If your organization is utilizing Microsoft Office 365, it has shortcomings that can compromise GDPR compliance. Fortunately, PCAS O-Bridge, our new Microsoft Office 365 bridge application, is the complementary solution to address GDPR compliance gaps. It is a transformative technology with bi-directional integration between the PCAS archive and Microsoft Office 365. This integration now provides PCAS 1.0 customers with an unprecedented layer of security and corporate communication oversight.
PCAS O-Bridge for Microsoft Office 365 is the only archiving solution that provides a single platform to compliantly delete offending items from both the archive repository as well as Microsoft Office 365, unlike competitive solutions which only enable you to take action upon the archive repository.
Contact Unified Global Archiving to create your GDPR Compliance Solution.
Give Unified Global Archiving a call today to discuss our GDPR Compliance Solution, schedule a demo of our solution and learn how we can help your organization become GDPR ready by May 2018.
* The General Data Protection Regulation (GDPR) (Regulation (EU 2016/679)) is a regulation by which the European Parliament, the Council of the European Union, and the European Commission intend to strengthen and unify data protection for all individuals within the European Union (EU). It also addresses the export of personal data outside the EU.
The GDPR aims primarily to give control back to citizens and residents over their personal data and to simplify the regulatory environment for international business by unifying the regulation within the EU. When the GDPR takes effect, it will replace the data protection directive (officially Directive 95/46/EC) of 1995. The regulation was adopted on 27 April 2016. It becomes enforceable from 25 May 2018 after a two-year transition period and, unlike a directive, it does not require national governments to pass any enabling legislation, and is thus directly binding and applicable.
The regulation applies if the data controller (an organization that collects data from EU residents) or processor (an organization that processes data on behalf of data controller e.g. cloud service providers), or the data subject (person) is based in the EU. Furthermore, the regulation also applies to organizations based outside the European Union if they collect or process personal data of EU residents. According to the European Commission "personal data is any information relating to an individual, whether it relates to his or her private, professional or public life. It can be anything from a name, a home address, a photo, an email address, bank details, posts on social networking websites, medical information, or a computer’s IP address."

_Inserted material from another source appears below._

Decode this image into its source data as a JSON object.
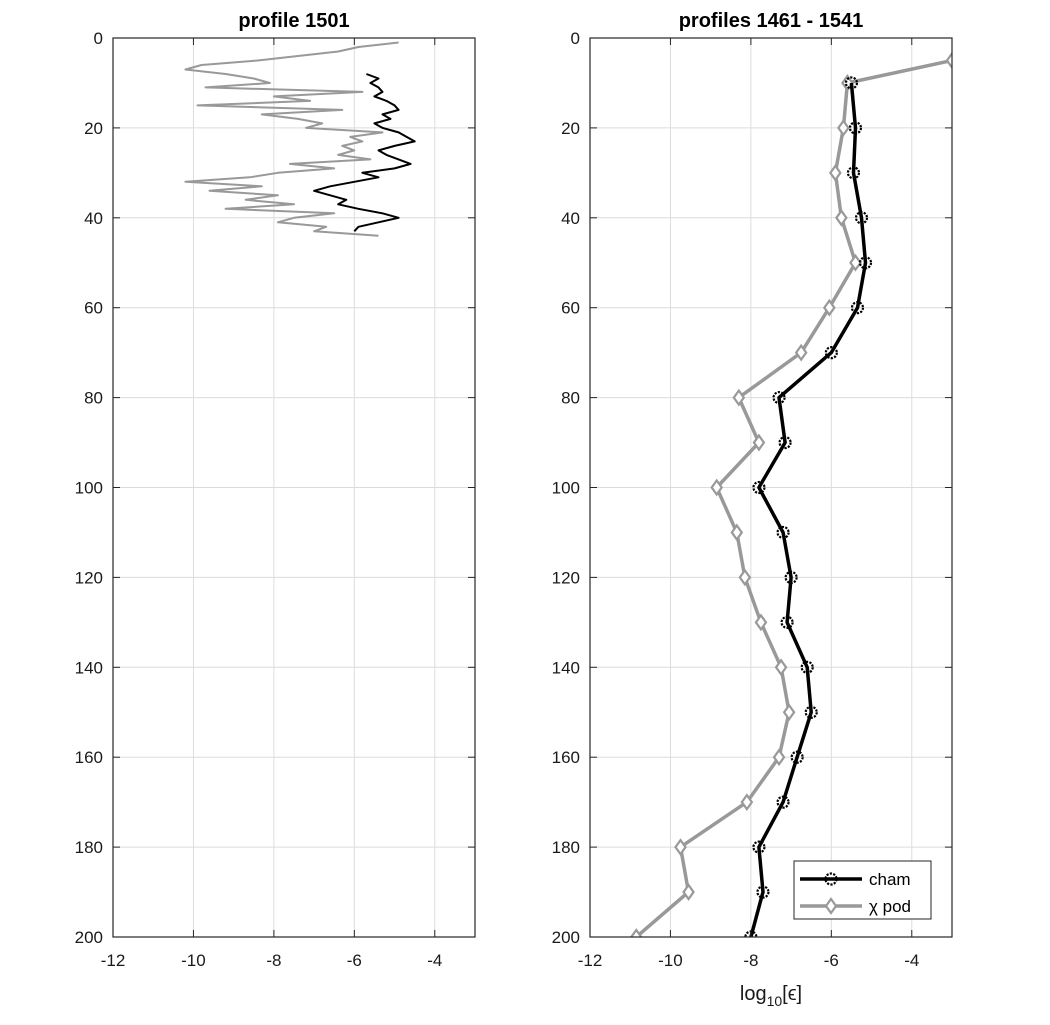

The EU’s new General Data Protection Regulation [GDPR] legislation was approved and adopted in April 2016. It is designed to simply protect the privacy rights of all EU citizens. However, the significant global implications it carries are far from simple. Almost every type of business, location, and vertical will be affected. GDPR doesn’t just apply to companies in the European Union; organizations outside of the EU, which are targeting consumers in the EU, or have customers in the EU, are subject to the regulation.
This new legislation, a marked evolution in the regulatory pursuit of privacy protection, is a complex and layered framework that demands a compliance ecosystem with evolved capabilities around security, privacy, and governance. Fundamentally, all organizations that store and process EU citizens’ data must obtain consent to do so and most importantly, have the capability to respond to subject access requests.